What is DNS manipulation? DNS manipulation means changing the responses to DNS resolution queries to prevent the requestor from accessing the actual domain they were looking for. Such “bad” responses will either be errors or different IP addresses that redirect the user somewhere else.
Of course, the success of this depends on the DNS server(s) that perform the manipulation being somewhat popular among the audience we intend to target. If people can easily use a truthful server instead, they are eventually going to do so. But I digress; let’s assume that problem is more or less solved (and in practice this happens all the time, at least to non-power users).

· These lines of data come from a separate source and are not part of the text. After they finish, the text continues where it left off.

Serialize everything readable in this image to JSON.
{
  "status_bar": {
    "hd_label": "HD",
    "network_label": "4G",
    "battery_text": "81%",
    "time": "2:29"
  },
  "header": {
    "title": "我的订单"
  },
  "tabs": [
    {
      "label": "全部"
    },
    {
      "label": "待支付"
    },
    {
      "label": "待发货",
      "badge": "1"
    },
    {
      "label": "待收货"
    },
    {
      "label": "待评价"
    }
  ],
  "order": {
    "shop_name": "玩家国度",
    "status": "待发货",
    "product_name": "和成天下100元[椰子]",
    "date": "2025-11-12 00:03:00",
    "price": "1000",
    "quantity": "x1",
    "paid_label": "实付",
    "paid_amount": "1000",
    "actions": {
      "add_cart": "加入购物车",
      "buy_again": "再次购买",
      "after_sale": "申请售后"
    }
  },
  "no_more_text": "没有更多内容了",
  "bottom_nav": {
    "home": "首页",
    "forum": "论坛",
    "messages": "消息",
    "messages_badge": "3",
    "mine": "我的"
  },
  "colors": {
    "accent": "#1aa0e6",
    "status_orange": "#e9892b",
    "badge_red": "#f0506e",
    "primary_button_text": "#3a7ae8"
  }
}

The study asked the questions of how common DNS manipulation is in the current world and what forms does it take. Surprisingly while we all agree that Internet censorship is a thing, and can probably name a few notorious examples that make headlines, comprehensive data on the subject are hard to come by.
This introduces the next question: how do we collect such data? Half of the video presents their pipeline dedicated to collect lots of data about DNS manipulation across the world. The next presents some results, divided by country, category of domains (pornography, gambling, human rights, multimedia sharing were among those graphed on the slides) and actual top-level domain (are Google-owned domains more often censored than, say, Wikipedia or Facebook?).
The first lesson taken from this experiment is that it is incredibly easy to introduce bias in the results by simply not checking a diverse enough set of domains. We can only check whether a domain is manipulated by issuing DNS queries and look at the result. We cannot infer whether other domains are also manipulated in the same context. Therefore if we don’t start with a varied input set, our picture is going to be incomplete.
The second is that manipulation is incredibly common, and it manifests itself in a variety of ways. Discussions on this go quickly into politics of specific countries, so I encourage people to look at the data presented and form their own opinions on all this.